La visite se poursuit dehors, Eddie m'emmène, moi et Yannick un woofer belge de 24 ans arrivé la veille, à la visite de ses trois hectares de terrain pour nous expliquer ses projets. Une vraie randonnée. L'endroit est idyllique. La maison située en haut d'une colline qui surplombe une rivière, fait face à des champs de moutons. La pente douce qui mène à la rivière est envahie par les ronces et les jeunets. Voilà le plus gros du travail qui nous attend ; nettoyer.

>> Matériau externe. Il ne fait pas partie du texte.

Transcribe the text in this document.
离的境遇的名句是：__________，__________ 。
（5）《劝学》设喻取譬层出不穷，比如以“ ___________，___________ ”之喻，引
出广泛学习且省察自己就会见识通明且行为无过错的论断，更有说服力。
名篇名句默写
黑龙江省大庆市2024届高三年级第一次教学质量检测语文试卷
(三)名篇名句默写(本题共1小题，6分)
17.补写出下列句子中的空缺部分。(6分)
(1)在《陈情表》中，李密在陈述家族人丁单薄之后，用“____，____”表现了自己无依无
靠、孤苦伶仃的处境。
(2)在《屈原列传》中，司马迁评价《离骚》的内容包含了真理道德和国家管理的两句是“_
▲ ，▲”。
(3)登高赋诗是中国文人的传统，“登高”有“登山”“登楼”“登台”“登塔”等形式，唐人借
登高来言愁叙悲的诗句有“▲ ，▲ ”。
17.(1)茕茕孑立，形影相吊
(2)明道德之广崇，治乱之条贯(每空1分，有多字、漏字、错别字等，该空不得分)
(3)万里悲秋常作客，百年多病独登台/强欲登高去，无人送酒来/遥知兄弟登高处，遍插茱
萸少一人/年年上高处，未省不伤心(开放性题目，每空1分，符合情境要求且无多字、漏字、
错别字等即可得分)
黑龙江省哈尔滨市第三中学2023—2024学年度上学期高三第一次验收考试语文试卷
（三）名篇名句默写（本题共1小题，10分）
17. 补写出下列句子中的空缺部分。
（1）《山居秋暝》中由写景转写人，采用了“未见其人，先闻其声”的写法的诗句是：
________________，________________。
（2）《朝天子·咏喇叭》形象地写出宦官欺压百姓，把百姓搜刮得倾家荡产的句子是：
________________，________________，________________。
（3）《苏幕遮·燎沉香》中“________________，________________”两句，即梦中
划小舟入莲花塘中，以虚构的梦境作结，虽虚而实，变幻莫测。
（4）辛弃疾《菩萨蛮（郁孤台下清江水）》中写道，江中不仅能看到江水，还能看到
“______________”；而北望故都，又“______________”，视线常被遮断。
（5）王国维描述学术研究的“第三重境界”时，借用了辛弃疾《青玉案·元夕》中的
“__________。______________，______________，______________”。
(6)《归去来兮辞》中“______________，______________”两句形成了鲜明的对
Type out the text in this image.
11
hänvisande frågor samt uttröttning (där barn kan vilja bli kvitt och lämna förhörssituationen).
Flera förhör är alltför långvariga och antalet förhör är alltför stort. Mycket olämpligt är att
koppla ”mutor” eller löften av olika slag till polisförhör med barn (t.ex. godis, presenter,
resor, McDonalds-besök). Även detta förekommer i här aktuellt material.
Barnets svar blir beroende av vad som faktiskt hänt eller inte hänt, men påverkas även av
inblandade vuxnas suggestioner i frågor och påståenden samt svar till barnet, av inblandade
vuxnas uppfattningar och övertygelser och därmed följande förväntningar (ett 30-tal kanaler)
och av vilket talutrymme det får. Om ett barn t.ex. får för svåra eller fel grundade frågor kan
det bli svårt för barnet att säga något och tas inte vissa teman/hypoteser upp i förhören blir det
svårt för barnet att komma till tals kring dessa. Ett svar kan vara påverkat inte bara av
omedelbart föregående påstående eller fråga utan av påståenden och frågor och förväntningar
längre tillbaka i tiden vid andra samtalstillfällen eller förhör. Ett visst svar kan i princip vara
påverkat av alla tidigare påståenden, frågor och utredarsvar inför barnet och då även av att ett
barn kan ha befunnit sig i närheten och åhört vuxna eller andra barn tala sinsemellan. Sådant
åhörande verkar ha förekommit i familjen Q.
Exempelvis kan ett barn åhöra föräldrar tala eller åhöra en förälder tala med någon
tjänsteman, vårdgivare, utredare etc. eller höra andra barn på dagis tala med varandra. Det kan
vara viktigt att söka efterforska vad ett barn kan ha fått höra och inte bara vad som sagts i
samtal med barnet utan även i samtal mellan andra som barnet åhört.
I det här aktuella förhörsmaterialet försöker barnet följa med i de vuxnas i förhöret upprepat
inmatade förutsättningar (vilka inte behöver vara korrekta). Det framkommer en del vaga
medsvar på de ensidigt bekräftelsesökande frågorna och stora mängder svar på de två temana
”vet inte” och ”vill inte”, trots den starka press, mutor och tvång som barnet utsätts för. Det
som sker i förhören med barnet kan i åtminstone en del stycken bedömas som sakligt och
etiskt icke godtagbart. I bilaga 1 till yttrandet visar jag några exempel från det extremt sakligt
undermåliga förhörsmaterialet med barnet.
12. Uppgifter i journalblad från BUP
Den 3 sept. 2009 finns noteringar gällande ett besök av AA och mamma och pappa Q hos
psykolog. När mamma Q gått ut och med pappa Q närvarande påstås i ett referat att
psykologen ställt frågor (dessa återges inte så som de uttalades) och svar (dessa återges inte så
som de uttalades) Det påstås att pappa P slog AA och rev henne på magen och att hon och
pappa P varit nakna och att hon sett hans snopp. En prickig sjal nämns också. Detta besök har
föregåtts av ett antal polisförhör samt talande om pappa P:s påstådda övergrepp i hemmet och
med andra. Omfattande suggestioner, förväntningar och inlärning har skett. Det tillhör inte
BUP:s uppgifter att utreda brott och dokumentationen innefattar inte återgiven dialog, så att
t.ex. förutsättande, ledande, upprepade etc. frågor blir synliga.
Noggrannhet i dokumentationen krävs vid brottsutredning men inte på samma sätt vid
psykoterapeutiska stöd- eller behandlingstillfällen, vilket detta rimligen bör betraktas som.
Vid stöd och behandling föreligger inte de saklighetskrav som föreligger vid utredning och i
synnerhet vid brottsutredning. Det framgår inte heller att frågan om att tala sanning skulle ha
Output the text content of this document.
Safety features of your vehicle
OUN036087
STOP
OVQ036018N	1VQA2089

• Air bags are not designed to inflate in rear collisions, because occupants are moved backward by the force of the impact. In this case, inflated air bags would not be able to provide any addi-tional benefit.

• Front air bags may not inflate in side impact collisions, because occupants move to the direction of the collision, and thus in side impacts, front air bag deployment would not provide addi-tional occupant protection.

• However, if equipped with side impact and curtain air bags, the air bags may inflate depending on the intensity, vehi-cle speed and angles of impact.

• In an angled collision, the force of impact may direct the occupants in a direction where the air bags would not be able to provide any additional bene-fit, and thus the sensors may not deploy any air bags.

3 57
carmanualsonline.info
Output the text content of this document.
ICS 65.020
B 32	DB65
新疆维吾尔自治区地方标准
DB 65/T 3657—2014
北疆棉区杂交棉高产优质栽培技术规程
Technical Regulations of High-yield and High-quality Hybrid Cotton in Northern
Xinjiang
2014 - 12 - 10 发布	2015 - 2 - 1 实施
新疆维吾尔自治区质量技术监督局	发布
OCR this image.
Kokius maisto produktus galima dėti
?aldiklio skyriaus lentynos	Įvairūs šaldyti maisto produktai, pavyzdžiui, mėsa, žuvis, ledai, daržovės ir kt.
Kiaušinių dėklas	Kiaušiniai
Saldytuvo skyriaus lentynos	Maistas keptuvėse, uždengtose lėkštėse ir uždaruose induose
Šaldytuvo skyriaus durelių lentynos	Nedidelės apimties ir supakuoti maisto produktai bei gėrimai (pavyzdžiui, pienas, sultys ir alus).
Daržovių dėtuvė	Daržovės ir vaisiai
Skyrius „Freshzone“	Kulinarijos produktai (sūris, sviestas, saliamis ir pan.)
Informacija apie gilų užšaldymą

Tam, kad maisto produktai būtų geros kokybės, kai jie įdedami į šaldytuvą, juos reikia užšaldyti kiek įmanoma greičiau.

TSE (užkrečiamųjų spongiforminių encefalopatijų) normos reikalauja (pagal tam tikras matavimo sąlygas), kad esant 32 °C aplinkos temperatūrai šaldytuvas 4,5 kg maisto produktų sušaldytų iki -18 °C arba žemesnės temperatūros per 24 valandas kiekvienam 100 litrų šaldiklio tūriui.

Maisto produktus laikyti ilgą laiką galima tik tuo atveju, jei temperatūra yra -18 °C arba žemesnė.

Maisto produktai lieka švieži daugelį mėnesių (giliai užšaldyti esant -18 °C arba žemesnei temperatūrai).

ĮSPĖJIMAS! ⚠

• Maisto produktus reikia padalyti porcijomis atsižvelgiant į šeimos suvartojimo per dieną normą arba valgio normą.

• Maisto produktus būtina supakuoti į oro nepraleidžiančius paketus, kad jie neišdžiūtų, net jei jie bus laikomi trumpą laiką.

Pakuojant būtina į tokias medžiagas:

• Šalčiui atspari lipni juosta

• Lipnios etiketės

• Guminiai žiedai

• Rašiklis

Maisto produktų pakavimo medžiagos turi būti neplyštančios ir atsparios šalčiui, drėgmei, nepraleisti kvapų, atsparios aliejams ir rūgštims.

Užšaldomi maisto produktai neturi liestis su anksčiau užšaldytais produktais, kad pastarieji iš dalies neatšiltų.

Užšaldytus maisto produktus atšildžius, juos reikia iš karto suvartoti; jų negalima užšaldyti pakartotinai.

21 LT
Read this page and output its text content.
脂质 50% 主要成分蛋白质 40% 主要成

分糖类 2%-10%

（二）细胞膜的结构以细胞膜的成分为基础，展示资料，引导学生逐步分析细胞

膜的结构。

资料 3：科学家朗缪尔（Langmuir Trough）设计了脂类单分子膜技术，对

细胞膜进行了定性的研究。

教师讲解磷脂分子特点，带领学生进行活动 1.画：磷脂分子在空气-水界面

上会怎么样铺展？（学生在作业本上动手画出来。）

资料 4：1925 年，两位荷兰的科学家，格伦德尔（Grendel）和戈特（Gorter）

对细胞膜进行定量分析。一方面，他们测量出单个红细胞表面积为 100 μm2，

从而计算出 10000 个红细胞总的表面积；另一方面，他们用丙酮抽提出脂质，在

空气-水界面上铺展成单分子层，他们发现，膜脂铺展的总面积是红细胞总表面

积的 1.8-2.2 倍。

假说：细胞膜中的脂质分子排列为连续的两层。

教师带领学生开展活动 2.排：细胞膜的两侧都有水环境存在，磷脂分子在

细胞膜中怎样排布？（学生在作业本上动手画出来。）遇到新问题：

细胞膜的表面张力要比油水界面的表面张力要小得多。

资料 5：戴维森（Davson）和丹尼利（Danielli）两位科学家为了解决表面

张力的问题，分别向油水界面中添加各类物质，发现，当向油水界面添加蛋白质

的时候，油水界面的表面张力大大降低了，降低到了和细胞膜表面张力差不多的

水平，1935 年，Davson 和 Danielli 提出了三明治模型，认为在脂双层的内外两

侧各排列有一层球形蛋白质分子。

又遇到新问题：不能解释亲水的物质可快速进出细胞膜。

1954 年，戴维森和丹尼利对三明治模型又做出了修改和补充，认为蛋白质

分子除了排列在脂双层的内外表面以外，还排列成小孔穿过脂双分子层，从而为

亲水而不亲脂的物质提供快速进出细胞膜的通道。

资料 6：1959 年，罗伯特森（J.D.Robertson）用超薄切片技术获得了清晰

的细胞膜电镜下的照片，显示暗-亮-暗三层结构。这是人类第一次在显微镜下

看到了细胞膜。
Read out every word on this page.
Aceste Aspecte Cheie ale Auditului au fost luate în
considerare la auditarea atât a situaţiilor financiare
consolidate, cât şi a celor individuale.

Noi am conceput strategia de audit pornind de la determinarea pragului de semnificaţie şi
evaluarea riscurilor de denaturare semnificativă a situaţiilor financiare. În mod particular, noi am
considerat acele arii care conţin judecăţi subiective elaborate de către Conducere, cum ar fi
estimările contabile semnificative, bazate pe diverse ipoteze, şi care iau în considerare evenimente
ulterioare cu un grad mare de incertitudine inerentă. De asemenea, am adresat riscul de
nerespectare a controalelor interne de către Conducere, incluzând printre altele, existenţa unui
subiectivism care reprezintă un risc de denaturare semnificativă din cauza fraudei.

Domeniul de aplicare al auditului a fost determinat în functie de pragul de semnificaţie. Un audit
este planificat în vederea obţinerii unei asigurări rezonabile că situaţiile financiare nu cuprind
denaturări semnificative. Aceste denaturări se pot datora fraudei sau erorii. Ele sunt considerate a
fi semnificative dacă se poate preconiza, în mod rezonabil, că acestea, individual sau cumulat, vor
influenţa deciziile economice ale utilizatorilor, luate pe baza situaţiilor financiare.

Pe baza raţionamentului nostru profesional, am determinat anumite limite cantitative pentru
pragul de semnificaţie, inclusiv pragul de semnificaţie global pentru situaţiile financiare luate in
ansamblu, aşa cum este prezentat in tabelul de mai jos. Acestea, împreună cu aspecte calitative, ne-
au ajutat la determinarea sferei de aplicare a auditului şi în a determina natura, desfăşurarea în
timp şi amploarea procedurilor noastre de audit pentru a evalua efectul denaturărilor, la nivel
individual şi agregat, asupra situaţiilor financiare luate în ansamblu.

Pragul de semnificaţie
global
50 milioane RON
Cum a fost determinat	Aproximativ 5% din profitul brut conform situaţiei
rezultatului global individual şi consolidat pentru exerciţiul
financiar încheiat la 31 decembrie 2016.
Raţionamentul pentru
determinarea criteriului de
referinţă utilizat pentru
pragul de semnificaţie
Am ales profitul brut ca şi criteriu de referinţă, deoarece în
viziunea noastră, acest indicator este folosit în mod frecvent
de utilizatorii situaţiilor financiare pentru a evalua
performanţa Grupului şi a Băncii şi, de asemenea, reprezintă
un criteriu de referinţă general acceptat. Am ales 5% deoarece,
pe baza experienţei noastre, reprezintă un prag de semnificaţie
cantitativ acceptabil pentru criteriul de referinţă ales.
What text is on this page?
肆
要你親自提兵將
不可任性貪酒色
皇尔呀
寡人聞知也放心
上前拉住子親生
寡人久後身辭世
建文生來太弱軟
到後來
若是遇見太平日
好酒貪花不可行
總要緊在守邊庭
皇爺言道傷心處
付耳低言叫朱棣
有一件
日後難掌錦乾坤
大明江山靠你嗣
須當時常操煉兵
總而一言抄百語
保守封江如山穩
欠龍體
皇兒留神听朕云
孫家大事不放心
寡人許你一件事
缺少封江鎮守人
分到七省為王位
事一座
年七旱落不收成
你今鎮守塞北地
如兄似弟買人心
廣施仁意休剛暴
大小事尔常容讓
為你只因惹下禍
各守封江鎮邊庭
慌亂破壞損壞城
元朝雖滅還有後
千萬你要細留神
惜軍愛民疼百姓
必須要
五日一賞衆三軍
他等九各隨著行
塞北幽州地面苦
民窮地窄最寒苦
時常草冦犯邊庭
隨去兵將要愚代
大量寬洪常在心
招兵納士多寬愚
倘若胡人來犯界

Eddie veut dégager de l'espace pour planter des arbres et construire plusieurs petites maisons qui s'intègrent dans la nature, dans le type des maisons de hobbit du Seigneur des anneaux. Il souhaite y accueillir un jour des ateliers d'artistes, de méditation, de yoga? Ici, l'art a toute son importance. Il y a une pièce remplie d'instruments de musique dans la maison. Le silence n'a jamais le temps de s'installer. Le fils ainé est à l'université de musicologie de Dublin. Sa copine est comédienne. Le cadet est professeur de guitare.  L'autre joue du piano et vient de terminer son premier roman.

On se met donc au travail dès l'après-midi. Eddie nous fournit les gants, les outils. Premiers coups de sécateurs, premières égratignures. Dans la charte du wwoofing, les hôtes s'engagent de ne pas vous faire travailler plus de 6 heures par jour. Eddie ne tire pas sur la corde et ce n'est pas pour nous déplaire. Un bon repas nous attend dans la salle chauffée au feu de bois chaque jour. Sans manger végétarien, la famille fait attention à manger sain. Profusion de légumes et condiments, de bons fromages, un peu de viande. Le repas à la saveur du labeur accompli. Le soir chacun vaque à ses occupations, la plupart du temps tout le monde reste dans la salle principale, jeux vidéos, film, partie de cartes ou simplement discussion autour de l'énième thé de la journée.

Home sweet home

Le travail avance bien. Chaque jour, tout le monde se retrouve autour du petit déjeuner à 8h30. On travaille à peu près trois heures le matin et deux heures l'après-midi et jamais le week-end. Ici, la semaine est surtout rythmée par la pluie. Eddie ne nous demande pas de travailler si le temps est trop mauvais. Sur 10 jours, j'ai donc eu deux après-midi de libre et le dimanche.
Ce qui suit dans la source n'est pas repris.